Larry Simon. Photograph by Robin Subar

“I love shooting through surfaces, like a car window,” says Simon. “I only shoot on the run, and when I’m roaming around. I never use filters or Photoshop, and I don’t stage shots. I’ll blur through the camera’s focus, not after the fact with editing tools.”

He explains that when you’re focused on the detail of a surface you’re shooting through, what’s on the other side can take on a different, almost magical, quality. While he doesn’t always shoot in soft focus, and doesn’t think it’s necessarily needed to make an image impressionistic or surreal, he does try to make his photos as “painterly” as possible.
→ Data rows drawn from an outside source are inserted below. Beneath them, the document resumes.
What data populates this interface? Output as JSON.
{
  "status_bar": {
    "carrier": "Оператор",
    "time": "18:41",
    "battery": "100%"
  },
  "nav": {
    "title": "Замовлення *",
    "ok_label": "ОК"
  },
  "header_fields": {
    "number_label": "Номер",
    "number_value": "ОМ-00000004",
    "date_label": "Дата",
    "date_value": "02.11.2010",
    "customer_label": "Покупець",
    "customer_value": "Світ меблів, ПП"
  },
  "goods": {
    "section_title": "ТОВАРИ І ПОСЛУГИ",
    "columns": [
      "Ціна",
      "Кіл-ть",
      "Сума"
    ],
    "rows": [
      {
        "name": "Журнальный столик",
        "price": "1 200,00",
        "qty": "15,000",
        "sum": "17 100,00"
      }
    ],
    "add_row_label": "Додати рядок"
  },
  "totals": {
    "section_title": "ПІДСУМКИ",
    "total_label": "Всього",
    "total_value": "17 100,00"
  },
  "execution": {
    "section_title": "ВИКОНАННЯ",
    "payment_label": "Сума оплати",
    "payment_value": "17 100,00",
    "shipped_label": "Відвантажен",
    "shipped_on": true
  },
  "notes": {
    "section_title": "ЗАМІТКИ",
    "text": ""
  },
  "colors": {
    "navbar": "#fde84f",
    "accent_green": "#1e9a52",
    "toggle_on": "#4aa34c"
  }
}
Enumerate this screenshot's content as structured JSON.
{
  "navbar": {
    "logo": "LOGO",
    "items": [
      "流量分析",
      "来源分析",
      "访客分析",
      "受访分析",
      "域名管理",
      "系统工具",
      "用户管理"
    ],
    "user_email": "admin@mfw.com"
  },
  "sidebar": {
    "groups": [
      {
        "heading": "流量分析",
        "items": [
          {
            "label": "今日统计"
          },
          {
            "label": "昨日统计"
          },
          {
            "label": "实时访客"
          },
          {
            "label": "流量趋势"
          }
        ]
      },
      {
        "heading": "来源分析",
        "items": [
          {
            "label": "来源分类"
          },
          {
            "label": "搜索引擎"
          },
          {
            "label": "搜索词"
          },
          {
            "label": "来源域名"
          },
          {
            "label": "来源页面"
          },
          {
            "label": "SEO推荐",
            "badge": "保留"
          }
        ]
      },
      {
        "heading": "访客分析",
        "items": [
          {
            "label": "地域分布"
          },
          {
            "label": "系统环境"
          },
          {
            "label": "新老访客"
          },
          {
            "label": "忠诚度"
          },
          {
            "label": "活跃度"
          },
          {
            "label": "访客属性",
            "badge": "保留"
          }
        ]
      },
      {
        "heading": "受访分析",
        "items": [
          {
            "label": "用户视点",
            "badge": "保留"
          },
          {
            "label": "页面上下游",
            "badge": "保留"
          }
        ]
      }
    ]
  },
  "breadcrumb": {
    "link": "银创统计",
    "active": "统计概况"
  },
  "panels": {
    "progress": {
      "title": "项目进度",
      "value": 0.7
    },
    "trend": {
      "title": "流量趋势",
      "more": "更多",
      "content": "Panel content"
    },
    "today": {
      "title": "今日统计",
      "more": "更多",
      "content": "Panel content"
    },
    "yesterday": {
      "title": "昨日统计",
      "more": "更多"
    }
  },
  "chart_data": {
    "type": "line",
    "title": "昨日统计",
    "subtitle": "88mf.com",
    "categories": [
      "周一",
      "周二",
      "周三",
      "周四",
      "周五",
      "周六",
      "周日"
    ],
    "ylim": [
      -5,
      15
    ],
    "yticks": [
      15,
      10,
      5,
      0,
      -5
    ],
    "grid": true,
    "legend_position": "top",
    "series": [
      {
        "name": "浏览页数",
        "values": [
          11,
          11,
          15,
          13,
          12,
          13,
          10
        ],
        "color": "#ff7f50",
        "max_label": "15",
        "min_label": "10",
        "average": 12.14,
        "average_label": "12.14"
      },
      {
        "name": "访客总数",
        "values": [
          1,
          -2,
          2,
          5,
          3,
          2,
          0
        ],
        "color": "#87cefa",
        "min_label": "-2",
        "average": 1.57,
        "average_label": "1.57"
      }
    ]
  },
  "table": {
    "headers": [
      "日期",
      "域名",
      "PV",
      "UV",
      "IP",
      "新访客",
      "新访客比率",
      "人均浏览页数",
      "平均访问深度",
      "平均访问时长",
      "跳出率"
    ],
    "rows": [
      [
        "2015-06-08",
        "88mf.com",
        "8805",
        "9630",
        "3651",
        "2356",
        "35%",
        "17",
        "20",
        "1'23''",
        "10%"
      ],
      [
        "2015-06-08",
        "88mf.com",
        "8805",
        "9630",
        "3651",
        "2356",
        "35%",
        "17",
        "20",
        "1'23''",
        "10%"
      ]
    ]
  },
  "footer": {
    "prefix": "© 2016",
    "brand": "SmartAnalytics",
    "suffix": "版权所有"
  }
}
In some ways, Simon’s work could be interpreted as lyrical, perhaps a reflection of his classical piano training. An early client termed his photographic art a form of “digital impressionism.”

All this contributes to Simon’s strong sense of narrative and composition, which is currently on display at Vivid Art Gallery in Winnetka. And he’s working on a mixed media collection comprised of small pieces, in contrast to his larger scale work.

“For me, a photograph must have an idea, a story,” says Simon, “that hopefully gives the viewer something to dream on.”